This week’s Department of Justice “catch of the week” goes to DaVita Healthcare Partners, Inc., one of the leading providers of dialysis services in the United States. On Wednesday, the Denver-based company agreed to pay $400 million to resolve claims it violated the False Claims Act by paying kickbacks for patient referrals to its dialysis clinics. It apparently is the largest ever False Claims Act settlement solely covering kickbacks in the healthcare industry. See DOJ Press Release.
According to the government, for the past decade DaVita used a sophisticated three-part joint venture business model to induce patient referrals to its clinics. First, DaVita identified physicians or physician groups with significant patient populations suffering renal disease. Second, DaVita offered the targeted physicians a lucrative joint venture opportunity involving either DaVita’s acquisition of an interest in dialysis clinics owned by the physicians or DaVita’s sale of an interest in its dialysis clinics to the physicians. If DaVita was buying into a clinic, it would significantly overpay. If DaVita was selling an interest in one of its own clinics, it would practically give it away. Third, DaVita entered into a series of secondary agreements with its physician partners through which DaVita could funnel kickbacks masked as joint venture profits. These agreements also provided payments for the physicians’ agreement not to compete against DaVita or send their patients to competing clinics.
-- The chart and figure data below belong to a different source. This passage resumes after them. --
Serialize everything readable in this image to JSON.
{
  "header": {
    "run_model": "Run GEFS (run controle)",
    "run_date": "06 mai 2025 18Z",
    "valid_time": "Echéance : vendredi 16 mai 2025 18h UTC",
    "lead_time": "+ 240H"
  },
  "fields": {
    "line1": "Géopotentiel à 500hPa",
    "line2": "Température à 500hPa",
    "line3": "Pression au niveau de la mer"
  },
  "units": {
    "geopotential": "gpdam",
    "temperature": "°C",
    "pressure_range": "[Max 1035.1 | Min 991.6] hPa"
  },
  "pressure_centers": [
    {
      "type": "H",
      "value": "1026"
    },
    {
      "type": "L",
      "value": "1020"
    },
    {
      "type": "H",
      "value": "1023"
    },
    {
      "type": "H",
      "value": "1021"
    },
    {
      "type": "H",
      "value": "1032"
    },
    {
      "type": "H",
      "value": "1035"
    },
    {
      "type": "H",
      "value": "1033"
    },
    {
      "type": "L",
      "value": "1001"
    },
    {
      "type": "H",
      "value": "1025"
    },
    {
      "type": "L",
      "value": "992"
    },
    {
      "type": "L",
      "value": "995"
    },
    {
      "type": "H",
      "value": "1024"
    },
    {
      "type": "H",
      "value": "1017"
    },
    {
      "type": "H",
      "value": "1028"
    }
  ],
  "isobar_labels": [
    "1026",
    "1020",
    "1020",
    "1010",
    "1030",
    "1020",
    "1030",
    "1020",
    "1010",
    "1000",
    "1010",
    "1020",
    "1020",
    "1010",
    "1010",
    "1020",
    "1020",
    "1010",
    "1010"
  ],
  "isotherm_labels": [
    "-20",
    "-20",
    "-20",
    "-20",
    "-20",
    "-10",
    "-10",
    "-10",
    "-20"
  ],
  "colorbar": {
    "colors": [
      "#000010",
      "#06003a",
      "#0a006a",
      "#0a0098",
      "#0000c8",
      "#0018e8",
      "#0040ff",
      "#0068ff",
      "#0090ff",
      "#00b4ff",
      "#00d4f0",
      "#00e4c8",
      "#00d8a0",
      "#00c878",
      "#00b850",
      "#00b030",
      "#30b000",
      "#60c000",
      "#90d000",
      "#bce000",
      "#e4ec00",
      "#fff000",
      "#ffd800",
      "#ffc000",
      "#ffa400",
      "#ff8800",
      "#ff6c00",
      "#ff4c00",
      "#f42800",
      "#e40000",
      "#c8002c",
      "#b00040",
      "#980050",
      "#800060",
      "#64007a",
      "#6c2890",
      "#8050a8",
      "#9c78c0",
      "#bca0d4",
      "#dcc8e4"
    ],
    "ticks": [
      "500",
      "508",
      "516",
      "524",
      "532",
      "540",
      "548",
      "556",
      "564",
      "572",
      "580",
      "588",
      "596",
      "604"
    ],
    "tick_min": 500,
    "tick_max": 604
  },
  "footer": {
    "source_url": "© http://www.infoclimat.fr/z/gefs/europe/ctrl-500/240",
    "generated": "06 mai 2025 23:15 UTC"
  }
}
The $400 million payout will be allocated as follows: $350 million will go to the federal government to settle the False Claims Act charges; $39 million will be paid as part of a Civil Forfeiture relating to two specific joint venture transactions; and $11.5 million will go to settle related state false claims act charges. In announcing this settlement, the government made it clear that it will not tolerate the type of kickback arrangements in which DaVita is alleged to have engaged. “Companies seeking to boost profits by paying physician kickbacks for patient referrals . . . undermine impartial medical judgment,” said Daniel R. Levinson, Inspector General for the US Department of Health and Human Services. “Expect significant settlements and our continued investigation of such wasteful business arrangements.” The allegations in this case originated from a whistleblower lawsuit brought by former DaVita Senior Financial Analyst David Barbetta under the qui tam provisions of the False Claims Act. Mr. Barbetta’s share of the government’s recovery has yet to be determined.